Politik
Ruswiler kandidiert 2023 erneut

Nationalrat Leo Müller will es nochmals wissen

Nationalrat Leo Müller (Die Mitte) hat sich entschieden, bei den eidgenössischen Wahlen 2023 erneut zu kandidieren (Bild: Philipp Schmidli)

Soll ich bei den kommenden Wahlen nochmals antreten? Diese Frage musste sich auch der 64-jährige Leo Müller stellen und in den Sommerferien hat für sich die Antwort gefunden. Er will sich zur Wiederwahl stellen.

Ein politisches Amt bedeutet Stress und einen grossen Zeitaufwand. Dementsprechend muss es gut überlegt sein, ob man als Politiker bei einer Wahl nochmals antritt oder nicht. So langsam entscheiden sich die Luzerner Politikerinnen und Politiker, ob sie 2023 nochmals antreten wollen. So hat sich in dieser Woche die Mitte-Politikerin Andrea Gmür entschieden, im Herbst 2023 für eine zweite Legislatur als Ständerätin des Kantons Luzern zu kandidieren (zentralplus berichtete).

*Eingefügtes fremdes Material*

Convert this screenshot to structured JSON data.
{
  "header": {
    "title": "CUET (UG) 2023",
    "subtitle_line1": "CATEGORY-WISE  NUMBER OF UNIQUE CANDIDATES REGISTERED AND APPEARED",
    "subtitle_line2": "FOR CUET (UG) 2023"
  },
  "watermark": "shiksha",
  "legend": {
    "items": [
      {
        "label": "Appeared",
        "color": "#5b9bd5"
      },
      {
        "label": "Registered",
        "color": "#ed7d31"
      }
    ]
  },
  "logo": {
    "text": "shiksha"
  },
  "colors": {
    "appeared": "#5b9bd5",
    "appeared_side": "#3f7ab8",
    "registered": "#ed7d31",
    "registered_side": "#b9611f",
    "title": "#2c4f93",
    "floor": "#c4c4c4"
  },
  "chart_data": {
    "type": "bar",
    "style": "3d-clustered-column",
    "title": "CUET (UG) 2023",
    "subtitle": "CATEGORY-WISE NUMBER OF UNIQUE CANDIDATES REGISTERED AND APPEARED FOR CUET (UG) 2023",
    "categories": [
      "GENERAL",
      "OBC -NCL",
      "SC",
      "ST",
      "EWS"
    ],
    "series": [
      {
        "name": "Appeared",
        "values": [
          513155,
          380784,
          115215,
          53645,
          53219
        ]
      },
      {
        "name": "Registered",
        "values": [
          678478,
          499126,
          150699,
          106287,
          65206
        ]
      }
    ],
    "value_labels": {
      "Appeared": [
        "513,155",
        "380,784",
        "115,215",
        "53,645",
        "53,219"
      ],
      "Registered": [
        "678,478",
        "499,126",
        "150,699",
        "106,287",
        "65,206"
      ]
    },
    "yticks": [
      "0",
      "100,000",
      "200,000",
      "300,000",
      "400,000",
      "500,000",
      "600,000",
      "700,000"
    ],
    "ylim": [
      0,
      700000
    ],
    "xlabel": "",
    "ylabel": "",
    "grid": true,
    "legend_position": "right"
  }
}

Sommerferien haben Leo Müller Klarheit gegeben

Auch Leo Müller (Die Mitte) hat sich nun entschieden, ob er weitermachen will. «In den Sommerwochen habe ich mir die nötige Zeit genommen, um in Ruhe über meine politische Zukunft nachzudenken und einen gereiften Entscheid zu fällen», schreibt er. Dabei habe er auch mit seiner Familie und seinem persönlichen Umfeld Gespräche geführt. «Bei meiner Entscheidfindung habe ich gespürt, dass die Freude und die Lust am Politisieren, am Gestalten der Bundespolitik ungeschmälert gross ist.»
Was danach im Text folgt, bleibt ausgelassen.